The couple built their dream home from an A-framed cottage on the banks of the North Fork of the Stillaguamish River. It was a beautiful place that even now Tom Pszonka said he cannot despise.

There, Katie and Shane created a little haven for their children and extended family where folks could ride four-wheelers and motorcycles, go fishing and boating, and be close to hunting.

At the end of that Saturday, when they still hadn’t heard from Katie, Tom got on the computer and started looking at pictures and maps of the slide area on Google Earth. He said he knew when he saw the pictures that his daughter and grandsons were dead.

A short time later, a former colleague confirmed it for him: “There’s nobody alive up here, Tom.”

At first, the Pszonkas were in shock. They could hardly believe what had happened. They couldn’t talk to anyone, or each other, about the depths of their grief.

In the immediate wake of the disaster, the family found some relief in an unexpected place: an Everett tattoo parlor where every member of the family had something created in honor of Katie and Shane and the boys.

“We were in shock. We didn’t know what to do with ourselves,” Karen said. “But it ended up being therapy.”

Tom’s tattoo is a portrait of his daughter and her family. “I couldn’t look at photos, but I can look at this,” said Tom, pointing to his leg, where Katie and her family are inked across the front of his right shin. “This is my way of keeping them with me.”

Because Katie and her boys loved Disney, Karen’s leg bears a tattoo of Disney’s Cinderella Castle.

‘We cry every day’

At a grief-support group in Arlington that Karen attends with her daughter Jessica Lutz, she’s seen how differently people handle loss.

At the same time, she’s learned there are shared, almost universal reactions. Karen first thought she was just getting old when she couldn’t remember simple things, but she learned from other survivors that short-term memory loss is common.

So, too, is insomnia, and many Oso survivors have found they can’t sleep, she said. Some have resigned themselves to reading, watching movies and doing puzzles at night. Others, like Tom, have accepted pharmaceutical remedies.

They’ve all learned, too, that time doesn’t diminish the pain.

“It’s like a dagger when someone says it should be better now that a year has passed. A year is not very long, and even so this is a pain that will never leave. This is now our life,” Karen said.

“People ask how you are and you can’t tell them the truth,” Tom said. “They don’t want to hear about how painful it is. They wouldn’t believe it.”

“We cry every day,” Karen said.

They are among many other survivors who have filed lawsuits against Snohomish County and the state, claiming the landslide could have been predicted and many of the deaths were preventable.

“It’s not about the money,” Karen said. “There is no way Katie would have lived there if she’d known the risks, but someone knew the risks, and we don’t want other families to go through what we’ve been through.”

Tom and Karen had been the primary sitters for Hunter and Wyatt and three of their four other grandchildren.

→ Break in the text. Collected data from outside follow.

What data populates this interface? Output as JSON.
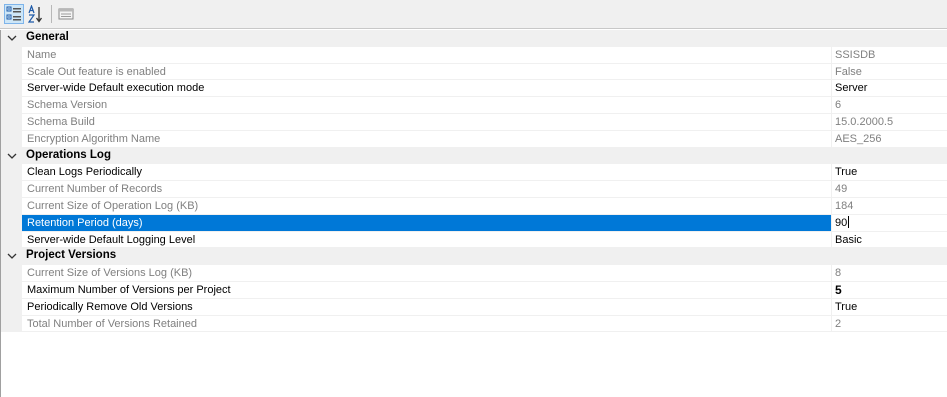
{
  "toolbar": {
    "categorized_icon": "categorized-view-icon",
    "alphabetical_icon": "alphabetical-sort-icon",
    "property_pages_icon": "property-pages-icon"
  },
  "categories": [
    {
      "label": "General",
      "properties": [
        {
          "name": "Name",
          "value": "SSISDB",
          "readonly": true
        },
        {
          "name": "Scale Out feature is enabled",
          "value": "False",
          "readonly": true
        },
        {
          "name": "Server-wide Default execution mode",
          "value": "Server",
          "readonly": false
        },
        {
          "name": "Schema Version",
          "value": "6",
          "readonly": true
        },
        {
          "name": "Schema Build",
          "value": "15.0.2000.5",
          "readonly": true
        },
        {
          "name": "Encryption Algorithm Name",
          "value": "AES_256",
          "readonly": true
        }
      ]
    },
    {
      "label": "Operations Log",
      "properties": [
        {
          "name": "Clean Logs Periodically",
          "value": "True",
          "readonly": false
        },
        {
          "name": "Current Number of Records",
          "value": "49",
          "readonly": true
        },
        {
          "name": "Current Size of Operation Log (KB)",
          "value": "184",
          "readonly": true
        },
        {
          "name": "Retention Period (days)",
          "value": "90",
          "readonly": false,
          "selected": true
        },
        {
          "name": "Server-wide Default Logging Level",
          "value": "Basic",
          "readonly": false
        }
      ]
    },
    {
      "label": "Project Versions",
      "properties": [
        {
          "name": "Current Size of Versions Log (KB)",
          "value": "8",
          "readonly": true
        },
        {
          "name": "Maximum Number of Versions per Project",
          "value": "5",
          "readonly": false,
          "bold": true
        },
        {
          "name": "Periodically Remove Old Versions",
          "value": "True",
          "readonly": false
        },
        {
          "name": "Total Number of Versions Retained",
          "value": "2",
          "readonly": true
        }
      ]
    }
  ]
}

Every day, one of them would pick up all of the children from their schools in Arlington, bring them home and care for the swarm of kids until their parents picked them up.

If the responsibility for caring for those other grandchildren hadn’t been theirs, both said they don’t know what they would have done.

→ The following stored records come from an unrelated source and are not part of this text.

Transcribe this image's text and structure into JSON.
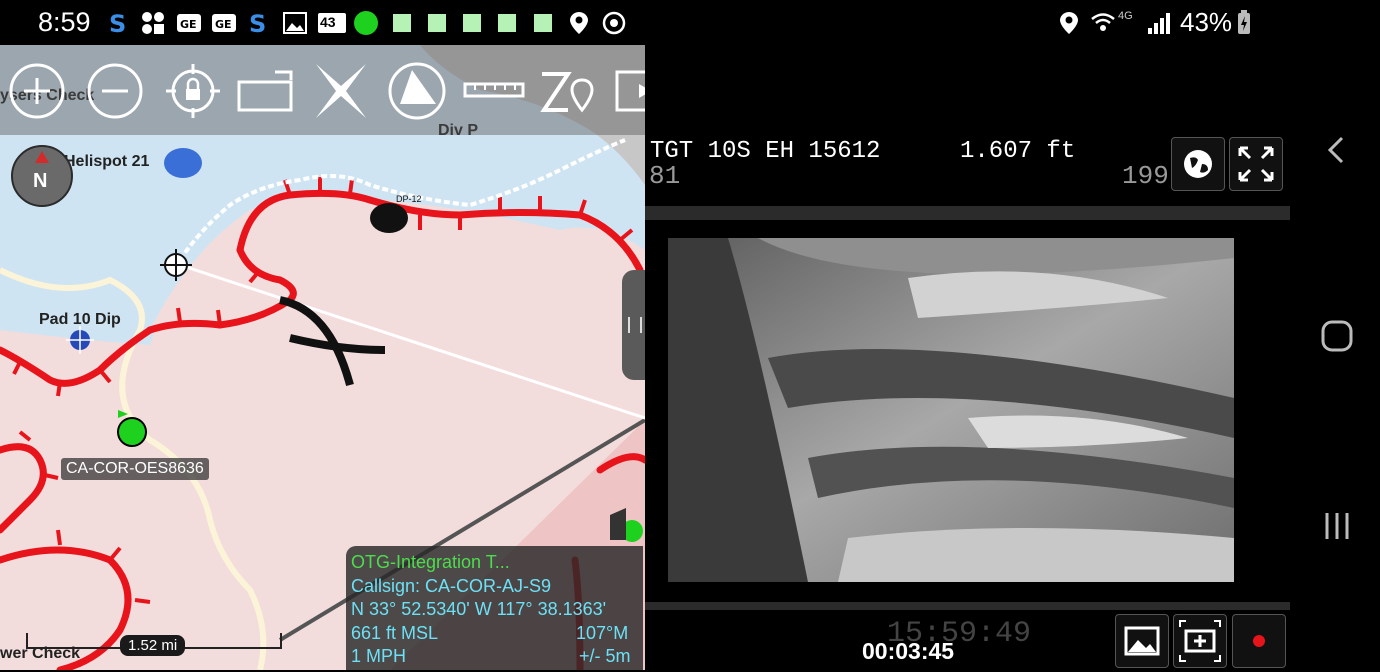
{
  "status_bar": {
    "time": "8:59",
    "battery": "43%",
    "network": "4G",
    "badge": "43"
  },
  "map": {
    "labels": {
      "sensors_check": "ysers Check",
      "div_p": "Div P",
      "helispot": "Helispot 21",
      "pad": "Pad 10 Dip",
      "dp": "DP-12",
      "lower_check": "wer Check"
    },
    "compass": "N",
    "unit_callsign": "CA-COR-OES8636",
    "scale": "1.52 mi",
    "toolbar_icons": [
      "zoom-in-icon",
      "zoom-out-icon",
      "lock-position-icon",
      "rotate-icon",
      "close-x-icon",
      "cone-icon",
      "ruler-icon",
      "elevation-icon",
      "video-icon",
      "contacts-icon",
      "add-point-icon",
      "add-globe-icon",
      "layers-icon",
      "map-icon",
      "edit-icon",
      "mission-icon",
      "menu-icon"
    ]
  },
  "info_box": {
    "title": "OTG-Integration T...",
    "callsign": "Callsign: CA-COR-AJ-S9",
    "coords": "N 33° 52.5340'  W 117° 38.1363'",
    "altitude": "661 ft MSL",
    "heading": "107°M",
    "speed": "1 MPH",
    "accuracy": "+/- 5m"
  },
  "video": {
    "tgt": "TGT 10S EH 15612",
    "range": "1.607 ft",
    "overlay_num_left": "81",
    "overlay_num_right": "199",
    "overlay_clock": "15:59:49",
    "timer": "00:03:45"
  },
  "colors": {
    "fire_line": "#e8141b",
    "map_pink": "#f3dcdc",
    "map_blue": "#cfe4f2",
    "info_text": "#6ce0f5",
    "info_title": "#4cdd4c",
    "unit_green": "#1fd11f"
  }
}
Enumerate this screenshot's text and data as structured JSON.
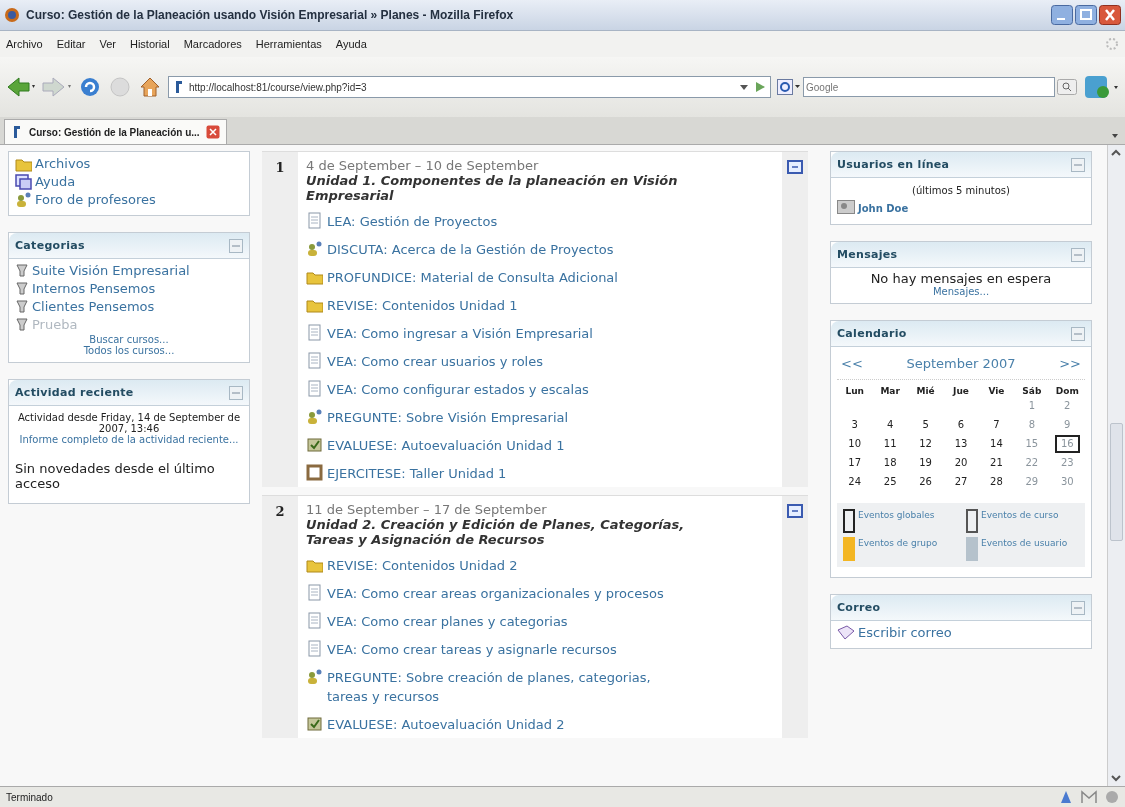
{
  "window": {
    "title": "Curso: Gestión de la Planeación usando Visión Empresarial » Planes - Mozilla Firefox"
  },
  "menu": [
    "Archivo",
    "Editar",
    "Ver",
    "Historial",
    "Marcadores",
    "Herramientas",
    "Ayuda"
  ],
  "toolbar": {
    "url": "http://localhost:81/course/view.php?id=3",
    "search": {
      "placeholder": "Google"
    }
  },
  "tabs": [
    {
      "label": "Curso: Gestión de la Planeación u...",
      "selected": true
    }
  ],
  "left_blocks": [
    {
      "kind": "links",
      "items": [
        {
          "kind": "folder",
          "label": "Archivos"
        },
        {
          "kind": "window",
          "label": "Ayuda"
        },
        {
          "kind": "forum",
          "label": "Foro de profesores"
        }
      ]
    },
    {
      "kind": "categories",
      "title": "Categorias",
      "items": [
        {
          "label": "Suite Visión Empresarial",
          "dimmed": false
        },
        {
          "label": "Internos Pensemos",
          "dimmed": false
        },
        {
          "label": "Clientes Pensemos",
          "dimmed": false
        },
        {
          "label": "Prueba",
          "dimmed": true
        }
      ],
      "links": [
        "Buscar cursos...",
        "Todos los cursos..."
      ]
    },
    {
      "kind": "activity",
      "title": "Actividad reciente",
      "since": "Actividad desde Friday, 14 de September de 2007, 13:46",
      "link": "Informe completo de la actividad reciente...",
      "note": "Sin novedades desde el último acceso"
    }
  ],
  "sections": [
    {
      "number": "1",
      "dates": "4 de September – 10 de September",
      "title": "Unidad 1. Componentes de la planeación en Visión Empresarial",
      "items": [
        {
          "kind": "page",
          "label": "LEA: Gestión de Proyectos"
        },
        {
          "kind": "forum",
          "label": "DISCUTA: Acerca de la Gestión de Proyectos"
        },
        {
          "kind": "folder",
          "label": "PROFUNDICE: Material de Consulta Adicional"
        },
        {
          "kind": "folder",
          "label": "REVISE: Contenidos Unidad 1"
        },
        {
          "kind": "page",
          "label": "VEA: Como ingresar a Visión Empresarial"
        },
        {
          "kind": "page",
          "label": "VEA: Como crear usuarios y roles"
        },
        {
          "kind": "page",
          "label": "VEA: Como configurar estados y escalas"
        },
        {
          "kind": "forum",
          "label": "PREGUNTE: Sobre Visión Empresarial"
        },
        {
          "kind": "quiz",
          "label": "EVALUESE: Autoevaluación Unidad 1"
        },
        {
          "kind": "assignment",
          "label": "EJERCITESE: Taller Unidad 1"
        }
      ]
    },
    {
      "number": "2",
      "dates": "11 de September – 17 de September",
      "title": "Unidad 2. Creación y Edición de Planes, Categorías, Tareas y Asignación de Recursos",
      "items": [
        {
          "kind": "folder",
          "label": "REVISE: Contenidos Unidad 2"
        },
        {
          "kind": "page",
          "label": "VEA: Como crear areas organizacionales y procesos"
        },
        {
          "kind": "page",
          "label": "VEA: Como crear planes y categorias"
        },
        {
          "kind": "page",
          "label": "VEA: Como crear tareas y asignarle recursos"
        },
        {
          "kind": "forum",
          "label": "PREGUNTE: Sobre creación de planes, categorias, tareas y recursos"
        },
        {
          "kind": "quiz",
          "label": "EVALUESE: Autoevaluación Unidad 2"
        }
      ]
    }
  ],
  "right_blocks": [
    {
      "kind": "online",
      "title": "Usuarios en línea",
      "subtitle": "(últimos 5 minutos)",
      "users": [
        "John Doe"
      ]
    },
    {
      "kind": "messages",
      "title": "Mensajes",
      "text": "No hay mensajes en espera",
      "link": "Mensajes..."
    },
    {
      "kind": "calendar",
      "title": "Calendario",
      "prev": "<<",
      "month": "September 2007",
      "next": ">>",
      "weekdays": [
        "Lun",
        "Mar",
        "Mié",
        "Jue",
        "Vie",
        "Sáb",
        "Dom"
      ],
      "weeks": [
        [
          {
            "day": "1",
            "weekend": true,
            "today": false
          },
          {
            "day": "2",
            "weekend": true,
            "today": false
          }
        ],
        [
          {
            "day": "3",
            "weekend": false,
            "today": false
          },
          {
            "day": "4",
            "weekend": false,
            "today": false
          },
          {
            "day": "5",
            "weekend": false,
            "today": false
          },
          {
            "day": "6",
            "weekend": false,
            "today": false
          },
          {
            "day": "7",
            "weekend": false,
            "today": false
          },
          {
            "day": "8",
            "weekend": true,
            "today": false
          },
          {
            "day": "9",
            "weekend": true,
            "today": false
          }
        ],
        [
          {
            "day": "10",
            "weekend": false,
            "today": false
          },
          {
            "day": "11",
            "weekend": false,
            "today": false
          },
          {
            "day": "12",
            "weekend": false,
            "today": false
          },
          {
            "day": "13",
            "weekend": false,
            "today": false
          },
          {
            "day": "14",
            "weekend": false,
            "today": false
          },
          {
            "day": "15",
            "weekend": true,
            "today": false
          },
          {
            "day": "16",
            "weekend": true,
            "today": true
          }
        ],
        [
          {
            "day": "17",
            "weekend": false,
            "today": false
          },
          {
            "day": "18",
            "weekend": false,
            "today": false
          },
          {
            "day": "19",
            "weekend": false,
            "today": false
          },
          {
            "day": "20",
            "weekend": false,
            "today": false
          },
          {
            "day": "21",
            "weekend": false,
            "today": false
          },
          {
            "day": "22",
            "weekend": true,
            "today": false
          },
          {
            "day": "23",
            "weekend": true,
            "today": false
          }
        ],
        [
          {
            "day": "24",
            "weekend": false,
            "today": false
          },
          {
            "day": "25",
            "weekend": false,
            "today": false
          },
          {
            "day": "26",
            "weekend": false,
            "today": false
          },
          {
            "day": "27",
            "weekend": false,
            "today": false
          },
          {
            "day": "28",
            "weekend": false,
            "today": false
          },
          {
            "day": "29",
            "weekend": true,
            "today": false
          },
          {
            "day": "30",
            "weekend": true,
            "today": false
          }
        ]
      ],
      "legend": [
        {
          "kind": "outline",
          "color": "#222222",
          "label": "Eventos globales"
        },
        {
          "kind": "outline",
          "color": "#555555",
          "label": "Eventos de curso"
        },
        {
          "kind": "fill",
          "color": "#f3b623",
          "label": "Eventos de grupo"
        },
        {
          "kind": "fill",
          "color": "#b5c2cc",
          "label": "Eventos de usuario"
        }
      ]
    },
    {
      "kind": "mail",
      "title": "Correo",
      "link": "Escribir correo"
    }
  ],
  "status_bar": {
    "text": "Terminado"
  }
}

“If it weren’t for these three,” said Karen, gesturing to the other young grandchildren they care for – Peighton, Basia and Liam, “we would never have gotten out of bed.”

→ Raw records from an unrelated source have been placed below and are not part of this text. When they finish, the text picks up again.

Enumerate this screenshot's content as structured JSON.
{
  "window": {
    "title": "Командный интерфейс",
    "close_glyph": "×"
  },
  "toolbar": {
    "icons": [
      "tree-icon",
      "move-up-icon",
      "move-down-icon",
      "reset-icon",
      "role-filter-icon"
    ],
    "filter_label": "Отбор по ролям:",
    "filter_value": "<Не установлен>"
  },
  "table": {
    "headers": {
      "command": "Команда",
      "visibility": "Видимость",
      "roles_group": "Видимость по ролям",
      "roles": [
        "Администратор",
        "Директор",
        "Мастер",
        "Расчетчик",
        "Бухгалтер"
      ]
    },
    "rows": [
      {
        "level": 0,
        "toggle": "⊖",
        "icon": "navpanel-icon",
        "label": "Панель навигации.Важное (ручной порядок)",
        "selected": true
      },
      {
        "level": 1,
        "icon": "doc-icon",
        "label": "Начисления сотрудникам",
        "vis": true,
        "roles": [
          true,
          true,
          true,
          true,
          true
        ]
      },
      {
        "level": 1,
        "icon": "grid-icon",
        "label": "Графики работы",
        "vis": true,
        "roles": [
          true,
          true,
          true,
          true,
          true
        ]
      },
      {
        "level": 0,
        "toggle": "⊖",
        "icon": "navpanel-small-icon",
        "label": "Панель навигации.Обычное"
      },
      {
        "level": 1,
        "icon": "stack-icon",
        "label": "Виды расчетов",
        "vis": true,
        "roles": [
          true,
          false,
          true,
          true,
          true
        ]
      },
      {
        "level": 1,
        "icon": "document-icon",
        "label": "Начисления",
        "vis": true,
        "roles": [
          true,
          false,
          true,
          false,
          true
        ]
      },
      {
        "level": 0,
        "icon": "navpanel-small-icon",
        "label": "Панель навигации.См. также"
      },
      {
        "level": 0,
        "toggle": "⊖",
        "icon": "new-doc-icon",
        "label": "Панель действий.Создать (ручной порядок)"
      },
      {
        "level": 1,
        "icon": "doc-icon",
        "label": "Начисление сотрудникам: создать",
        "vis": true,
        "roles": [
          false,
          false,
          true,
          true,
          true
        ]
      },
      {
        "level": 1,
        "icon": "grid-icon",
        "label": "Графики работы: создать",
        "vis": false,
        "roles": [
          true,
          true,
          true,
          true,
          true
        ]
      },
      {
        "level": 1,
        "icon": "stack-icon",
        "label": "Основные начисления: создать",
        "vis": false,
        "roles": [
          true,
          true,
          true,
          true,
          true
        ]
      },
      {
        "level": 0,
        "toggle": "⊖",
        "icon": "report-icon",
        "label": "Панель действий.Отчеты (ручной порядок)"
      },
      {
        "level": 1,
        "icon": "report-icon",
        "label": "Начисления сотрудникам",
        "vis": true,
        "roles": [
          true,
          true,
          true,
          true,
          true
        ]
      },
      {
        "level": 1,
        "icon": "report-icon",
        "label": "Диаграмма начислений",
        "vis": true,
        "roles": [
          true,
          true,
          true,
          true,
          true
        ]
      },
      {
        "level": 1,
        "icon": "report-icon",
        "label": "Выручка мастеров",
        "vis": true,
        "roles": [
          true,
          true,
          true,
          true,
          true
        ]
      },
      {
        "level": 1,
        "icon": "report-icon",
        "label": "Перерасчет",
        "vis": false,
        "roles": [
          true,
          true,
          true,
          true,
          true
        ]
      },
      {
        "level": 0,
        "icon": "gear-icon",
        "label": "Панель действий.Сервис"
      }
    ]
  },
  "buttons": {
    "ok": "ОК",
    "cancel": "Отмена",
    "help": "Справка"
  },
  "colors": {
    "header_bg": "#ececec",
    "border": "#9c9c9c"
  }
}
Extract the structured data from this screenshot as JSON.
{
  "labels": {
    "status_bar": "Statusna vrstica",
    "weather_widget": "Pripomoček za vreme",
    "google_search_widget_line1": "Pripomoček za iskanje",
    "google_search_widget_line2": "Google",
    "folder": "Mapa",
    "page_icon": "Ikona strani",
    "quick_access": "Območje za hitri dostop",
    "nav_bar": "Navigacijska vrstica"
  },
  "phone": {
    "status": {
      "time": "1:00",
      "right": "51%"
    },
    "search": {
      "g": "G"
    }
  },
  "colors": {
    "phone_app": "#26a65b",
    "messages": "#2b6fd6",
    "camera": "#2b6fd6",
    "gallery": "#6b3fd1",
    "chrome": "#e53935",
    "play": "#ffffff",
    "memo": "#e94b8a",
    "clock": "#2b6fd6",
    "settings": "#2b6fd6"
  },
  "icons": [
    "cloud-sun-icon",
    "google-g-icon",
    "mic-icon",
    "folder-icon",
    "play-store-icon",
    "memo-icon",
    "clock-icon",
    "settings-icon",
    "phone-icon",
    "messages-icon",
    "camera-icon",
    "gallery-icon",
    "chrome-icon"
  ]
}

One of the Pszonkas’ favorite places to take the grandchildren now is the playground at Northwest Children’s School in Arlington dedicated to Hunter and Wyatt. It makes Karen happy to hear kids laughing and to know that children who never knew her grandsons will play there for years to come.

She and Tom hold on to the memories of Hunter, Wyatt, Katie, Shane, JuDee and Lou, and they cherish a few small items, some recovered from the mud.

They have Katie’s and Shane’s driver’s licenses and Katie’s purse. Tom treasures Hunter’s football, found at the slide site. And Karen carries with her a pillow made from Wyatt’s blanket, left behind at his parents’ glass shop.

“He left this for me,” she says, burying her face into the pillow and breathing in the now faint smell of the little boy’s scent. “He knew his grandma would need it.”